MinIO env vars: `MINIO_ROOT_USER`, `MINIO_ROOT_PASSWORD` (injected from a K8s Secret synced by VSO).

## Decision 3: Bucket initialisation via Kubernetes Job with `minio/mc`

**Decision**: A one-off `Job` using `minio/mc:latest` runs `mc mb --ignore-existing` to create the bucket idempotently.
**Rationale**: This is the standard in-cluster pattern. `--ignore-existing` makes the job safe to re-apply (exits 0 if bucket already exists). `restartPolicy: OnFailure` retries transient failures (e.g. MinIO not yet ready).
**Alternatives considered**: Init container on the API pod — tightly couples bucket creation to API startup; a Job is cleaner and independently rerunnable.

## Decision 4: Ingress — single resource, `/api/` path before `/`

**Decision**: One `Ingress` resource with `ingressClassName: nginx`, two path entries in a single rule: `/api/` (Prefix) → API Service, `/` (Prefix) → UI Service; `/api/` must be listed first.
**Rationale**: nginx ingress evaluates paths in declaration order; the more specific `/api/` prefix must appear before `/` or all traffic is routed to the UI. No path rewriting annotation is needed — the API already handles full `/api/v1/...` paths.
**TLS**: cert-manager annotation `cert-manager.io/cluster-issuer: letsencrypt-prod` triggers automatic certificate provisioning into a K8s Secret named in `spec.tls[].secretName`. HTTP→HTTPS redirect is on by default when TLS is configured (`nginx.ingress.kubernetes.io/ssl-redirect: "true"` is explicit but redundant).
**Alternatives considered**: Two separate Ingress resources (one per service) — works but harder to reason about routing order; single Ingress is canonical.

## Decision 5: Alembic init container — same image, workdir `/app`

**Decision**: The API Deployment includes an init container with the same image as the main container, `command: ["alembic", "upgrade", "head"]`, and `workingDir: /app`. It shares the API's env secret via `envFrom` so it can read `DATABASE_URL`.
**Rationale**: Alembic needs `DATABASE_URL` to connect and `alembic.ini` + `alembic/` to find migrations.
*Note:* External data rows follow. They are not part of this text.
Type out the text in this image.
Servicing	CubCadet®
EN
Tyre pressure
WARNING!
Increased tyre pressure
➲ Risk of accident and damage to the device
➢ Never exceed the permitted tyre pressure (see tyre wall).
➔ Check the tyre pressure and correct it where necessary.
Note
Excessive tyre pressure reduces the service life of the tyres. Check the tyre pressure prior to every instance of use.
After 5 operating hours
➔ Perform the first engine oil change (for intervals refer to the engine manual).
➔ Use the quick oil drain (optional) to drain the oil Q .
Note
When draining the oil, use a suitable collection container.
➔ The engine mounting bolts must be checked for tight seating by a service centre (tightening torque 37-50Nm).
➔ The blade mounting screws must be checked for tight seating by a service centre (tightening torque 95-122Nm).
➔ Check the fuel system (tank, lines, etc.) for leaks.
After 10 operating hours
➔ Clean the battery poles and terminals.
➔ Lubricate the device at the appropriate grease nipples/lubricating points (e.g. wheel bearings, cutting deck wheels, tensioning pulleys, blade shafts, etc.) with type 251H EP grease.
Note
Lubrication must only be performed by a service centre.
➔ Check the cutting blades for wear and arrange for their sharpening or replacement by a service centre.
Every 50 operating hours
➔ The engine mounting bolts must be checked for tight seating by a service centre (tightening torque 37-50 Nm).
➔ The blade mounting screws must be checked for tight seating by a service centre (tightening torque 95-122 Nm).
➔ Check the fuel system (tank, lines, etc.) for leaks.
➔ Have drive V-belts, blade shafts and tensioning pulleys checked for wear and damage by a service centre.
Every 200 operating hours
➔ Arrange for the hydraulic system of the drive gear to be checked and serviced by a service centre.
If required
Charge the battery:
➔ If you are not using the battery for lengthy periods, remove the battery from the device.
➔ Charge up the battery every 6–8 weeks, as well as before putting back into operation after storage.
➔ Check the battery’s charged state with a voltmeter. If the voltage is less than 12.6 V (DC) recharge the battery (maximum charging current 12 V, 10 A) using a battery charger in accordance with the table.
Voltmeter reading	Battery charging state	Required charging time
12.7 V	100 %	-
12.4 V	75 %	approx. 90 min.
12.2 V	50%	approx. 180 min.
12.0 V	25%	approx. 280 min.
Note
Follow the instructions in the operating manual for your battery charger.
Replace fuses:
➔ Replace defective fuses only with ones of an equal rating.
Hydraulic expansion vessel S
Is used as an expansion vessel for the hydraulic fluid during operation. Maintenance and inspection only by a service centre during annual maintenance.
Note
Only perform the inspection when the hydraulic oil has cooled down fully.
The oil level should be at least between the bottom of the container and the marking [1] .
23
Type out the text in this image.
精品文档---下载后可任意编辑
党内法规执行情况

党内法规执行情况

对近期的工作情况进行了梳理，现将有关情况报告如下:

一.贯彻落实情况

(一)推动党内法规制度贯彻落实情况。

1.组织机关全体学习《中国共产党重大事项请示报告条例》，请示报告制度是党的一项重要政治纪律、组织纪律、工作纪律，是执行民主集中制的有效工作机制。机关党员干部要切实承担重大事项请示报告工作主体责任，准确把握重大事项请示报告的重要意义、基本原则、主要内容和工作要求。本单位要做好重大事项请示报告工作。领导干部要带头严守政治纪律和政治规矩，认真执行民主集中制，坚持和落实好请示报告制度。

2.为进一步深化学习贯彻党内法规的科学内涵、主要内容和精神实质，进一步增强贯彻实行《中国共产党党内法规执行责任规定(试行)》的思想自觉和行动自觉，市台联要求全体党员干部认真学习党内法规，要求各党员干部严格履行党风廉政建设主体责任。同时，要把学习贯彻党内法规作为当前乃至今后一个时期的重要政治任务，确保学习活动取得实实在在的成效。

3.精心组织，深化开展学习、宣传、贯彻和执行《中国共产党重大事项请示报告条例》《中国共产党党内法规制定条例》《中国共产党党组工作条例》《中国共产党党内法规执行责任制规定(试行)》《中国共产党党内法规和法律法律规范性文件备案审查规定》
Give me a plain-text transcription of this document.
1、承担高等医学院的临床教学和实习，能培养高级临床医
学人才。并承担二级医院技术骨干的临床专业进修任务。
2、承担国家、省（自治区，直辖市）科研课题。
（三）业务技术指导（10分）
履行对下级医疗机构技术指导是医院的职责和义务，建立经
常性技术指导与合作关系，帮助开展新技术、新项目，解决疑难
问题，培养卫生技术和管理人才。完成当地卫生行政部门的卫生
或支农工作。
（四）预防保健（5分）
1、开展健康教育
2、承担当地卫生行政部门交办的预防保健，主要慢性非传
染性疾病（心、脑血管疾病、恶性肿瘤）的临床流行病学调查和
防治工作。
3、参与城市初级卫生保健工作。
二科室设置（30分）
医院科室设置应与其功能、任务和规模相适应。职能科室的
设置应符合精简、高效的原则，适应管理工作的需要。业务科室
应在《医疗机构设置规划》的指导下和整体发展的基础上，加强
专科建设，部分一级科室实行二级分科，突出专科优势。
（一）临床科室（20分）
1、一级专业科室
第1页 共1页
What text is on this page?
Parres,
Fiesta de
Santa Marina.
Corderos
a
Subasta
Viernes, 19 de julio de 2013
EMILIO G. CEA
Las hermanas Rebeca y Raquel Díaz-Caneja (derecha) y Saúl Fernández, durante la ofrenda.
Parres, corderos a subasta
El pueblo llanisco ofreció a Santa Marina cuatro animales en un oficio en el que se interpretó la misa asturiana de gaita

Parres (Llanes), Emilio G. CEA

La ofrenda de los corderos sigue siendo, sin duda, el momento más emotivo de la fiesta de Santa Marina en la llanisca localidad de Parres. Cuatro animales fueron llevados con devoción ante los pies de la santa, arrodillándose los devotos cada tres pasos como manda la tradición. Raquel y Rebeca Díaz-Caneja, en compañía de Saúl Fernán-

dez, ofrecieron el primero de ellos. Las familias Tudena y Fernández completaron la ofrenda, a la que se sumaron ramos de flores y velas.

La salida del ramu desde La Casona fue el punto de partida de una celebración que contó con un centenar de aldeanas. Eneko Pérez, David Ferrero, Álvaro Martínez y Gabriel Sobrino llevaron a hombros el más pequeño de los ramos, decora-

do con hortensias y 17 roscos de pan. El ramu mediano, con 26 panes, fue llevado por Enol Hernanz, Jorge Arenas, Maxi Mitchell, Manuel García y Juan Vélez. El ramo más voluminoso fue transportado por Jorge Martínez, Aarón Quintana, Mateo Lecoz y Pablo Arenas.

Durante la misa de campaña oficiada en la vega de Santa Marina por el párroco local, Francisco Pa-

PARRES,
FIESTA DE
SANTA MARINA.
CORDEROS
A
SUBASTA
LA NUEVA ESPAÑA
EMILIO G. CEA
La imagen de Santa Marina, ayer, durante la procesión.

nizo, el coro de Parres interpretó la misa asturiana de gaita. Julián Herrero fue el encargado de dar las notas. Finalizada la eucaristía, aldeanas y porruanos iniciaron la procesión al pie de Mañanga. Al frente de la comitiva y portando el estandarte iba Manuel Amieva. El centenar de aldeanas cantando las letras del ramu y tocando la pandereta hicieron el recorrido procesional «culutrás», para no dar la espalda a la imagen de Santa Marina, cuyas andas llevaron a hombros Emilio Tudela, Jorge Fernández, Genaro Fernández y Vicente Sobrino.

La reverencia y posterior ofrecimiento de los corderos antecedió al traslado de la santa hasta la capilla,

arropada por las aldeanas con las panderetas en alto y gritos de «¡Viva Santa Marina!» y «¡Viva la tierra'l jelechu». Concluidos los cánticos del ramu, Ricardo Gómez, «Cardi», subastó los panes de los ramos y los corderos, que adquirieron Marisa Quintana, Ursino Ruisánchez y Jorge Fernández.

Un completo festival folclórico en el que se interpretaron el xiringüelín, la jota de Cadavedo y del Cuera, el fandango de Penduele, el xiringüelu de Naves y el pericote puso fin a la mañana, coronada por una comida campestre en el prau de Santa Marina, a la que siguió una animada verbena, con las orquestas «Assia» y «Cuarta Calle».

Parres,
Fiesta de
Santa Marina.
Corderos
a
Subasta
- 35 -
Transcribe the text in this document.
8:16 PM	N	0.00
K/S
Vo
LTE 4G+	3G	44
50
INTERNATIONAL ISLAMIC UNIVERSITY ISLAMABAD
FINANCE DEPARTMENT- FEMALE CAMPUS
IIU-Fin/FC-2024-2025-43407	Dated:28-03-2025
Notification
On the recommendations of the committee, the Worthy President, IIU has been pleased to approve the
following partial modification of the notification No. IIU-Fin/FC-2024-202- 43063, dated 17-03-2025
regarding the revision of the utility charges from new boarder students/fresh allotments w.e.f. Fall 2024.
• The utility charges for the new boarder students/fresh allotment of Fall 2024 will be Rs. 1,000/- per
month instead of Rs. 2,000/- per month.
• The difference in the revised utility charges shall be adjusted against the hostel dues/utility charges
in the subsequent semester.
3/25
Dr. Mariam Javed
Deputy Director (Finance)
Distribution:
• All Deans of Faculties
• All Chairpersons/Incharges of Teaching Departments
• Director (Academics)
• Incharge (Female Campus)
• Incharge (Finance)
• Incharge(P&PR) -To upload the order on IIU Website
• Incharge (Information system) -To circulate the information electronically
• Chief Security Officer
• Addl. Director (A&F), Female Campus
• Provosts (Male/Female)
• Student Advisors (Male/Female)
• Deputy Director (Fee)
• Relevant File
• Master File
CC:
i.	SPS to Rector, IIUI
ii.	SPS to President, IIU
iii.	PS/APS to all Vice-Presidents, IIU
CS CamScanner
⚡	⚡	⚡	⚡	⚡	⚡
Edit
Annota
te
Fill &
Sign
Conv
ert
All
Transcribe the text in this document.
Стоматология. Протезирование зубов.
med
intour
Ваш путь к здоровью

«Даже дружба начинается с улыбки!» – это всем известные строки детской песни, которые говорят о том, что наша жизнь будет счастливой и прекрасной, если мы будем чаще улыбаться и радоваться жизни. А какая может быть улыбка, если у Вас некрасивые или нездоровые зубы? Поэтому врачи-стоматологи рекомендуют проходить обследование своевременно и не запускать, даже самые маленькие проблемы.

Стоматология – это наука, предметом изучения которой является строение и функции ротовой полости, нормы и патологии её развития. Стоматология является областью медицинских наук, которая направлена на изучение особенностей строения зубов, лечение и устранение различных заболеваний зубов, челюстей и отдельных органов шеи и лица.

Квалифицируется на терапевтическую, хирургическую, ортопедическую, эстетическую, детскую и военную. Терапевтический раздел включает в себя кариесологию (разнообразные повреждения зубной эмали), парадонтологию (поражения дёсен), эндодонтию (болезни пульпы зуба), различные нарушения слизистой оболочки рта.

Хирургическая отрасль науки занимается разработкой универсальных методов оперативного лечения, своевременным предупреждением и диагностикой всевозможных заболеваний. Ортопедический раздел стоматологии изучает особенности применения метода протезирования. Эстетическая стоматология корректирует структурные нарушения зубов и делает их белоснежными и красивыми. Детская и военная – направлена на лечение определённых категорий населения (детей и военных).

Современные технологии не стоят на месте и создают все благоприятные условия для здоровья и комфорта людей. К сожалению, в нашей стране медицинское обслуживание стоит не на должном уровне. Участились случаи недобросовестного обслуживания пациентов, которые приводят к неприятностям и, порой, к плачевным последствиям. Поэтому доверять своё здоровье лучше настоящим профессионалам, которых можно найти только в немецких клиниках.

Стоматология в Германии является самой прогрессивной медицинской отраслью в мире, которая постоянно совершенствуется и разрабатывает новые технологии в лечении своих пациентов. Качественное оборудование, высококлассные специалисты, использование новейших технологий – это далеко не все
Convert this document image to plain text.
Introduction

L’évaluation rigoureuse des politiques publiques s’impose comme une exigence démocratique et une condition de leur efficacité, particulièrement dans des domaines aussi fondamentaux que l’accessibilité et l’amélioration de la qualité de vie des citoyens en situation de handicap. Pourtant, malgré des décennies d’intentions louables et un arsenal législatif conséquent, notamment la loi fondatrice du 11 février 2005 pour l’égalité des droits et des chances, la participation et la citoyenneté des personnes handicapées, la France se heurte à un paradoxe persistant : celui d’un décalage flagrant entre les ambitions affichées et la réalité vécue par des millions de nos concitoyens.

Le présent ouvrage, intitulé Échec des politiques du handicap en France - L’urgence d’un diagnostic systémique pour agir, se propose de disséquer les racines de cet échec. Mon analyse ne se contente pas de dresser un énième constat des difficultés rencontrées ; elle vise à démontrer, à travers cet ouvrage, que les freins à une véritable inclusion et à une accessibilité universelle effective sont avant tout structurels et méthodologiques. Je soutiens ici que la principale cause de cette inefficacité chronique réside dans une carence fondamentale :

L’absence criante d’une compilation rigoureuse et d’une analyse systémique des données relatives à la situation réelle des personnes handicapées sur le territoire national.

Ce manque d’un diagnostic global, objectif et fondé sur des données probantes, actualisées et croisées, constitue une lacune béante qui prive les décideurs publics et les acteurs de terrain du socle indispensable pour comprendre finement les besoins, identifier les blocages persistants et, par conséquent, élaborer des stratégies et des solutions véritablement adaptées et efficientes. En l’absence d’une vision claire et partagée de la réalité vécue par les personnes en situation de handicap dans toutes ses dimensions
Both are available in the production image once `Dockerfile.prod` is updated. Using the same image guarantees the migration files match the running version.
**Dockerfile.prod update required**: Add `COPY --chown=appuser:appgroup alembic/ ./alembic/` and `COPY --chown=appuser:appgroup alembic.ini .` in the runtime stage (not the builder stage — no compilation needed).
**Alternatives considered**: Separate migration image — adds a second image to build and push on every release; unnecessary when the source image already has everything.

## Decision 6: Image tag strategy — placeholder `latest`, substituted at deploy time

**Decision**: Manifests reference image tags using `latest` as a documented placeholder. The operator substitutes the real tag with `kubectl set image` or a `sed` one-liner before applying.
**Rationale**: Kustomize's `images` transformer is the clean alternative, but introduces a tooling dependency. For a personal single-operator deployment, `sed` or `kubectl set image` after `kubectl apply` is simpler and requires no additional setup. The placeholder is documented in the operator guide (quickstart.md).
**Alternatives considered**: Kustomize overlays — appropriate for multi-environment setups; over-engineered for one environment.

## Decision 7: Two VaultStaticSecrets (API env and MinIO credentials)

**Decision**: Separate VaultStaticSecret resources for API env vars and MinIO root credentials, syncing into `api-env` and `minio-credentials` K8s Secrets respectively.
**Rationale**: The API's env secret contains database, JWT, and S3 access credentials. MinIO's root credentials are a different concern with a different rotation lifecycle. Keeping them separate makes Vault policies simpler (least privilege) and avoids giving the API pod access to MinIO's root password.
**Vault paths assumed**: `reactbin/api/config` (KV v2) for API env; `reactbin/minio/credentials` (KV v2) for MinIO root credentials.

## Decision 8: Namespace manifest included in `k8s/`

**Decision**: `k8s/namespace.yaml` creates the `reactbin` namespace as part of the manifest set.
**Rationale**: Makes the full deployment self-contained — operator runs `kubectl apply -f k8s/` without a prerequisite namespace creation step.
**Note**: If the namespace already exists, `kubectl apply` is idempotent.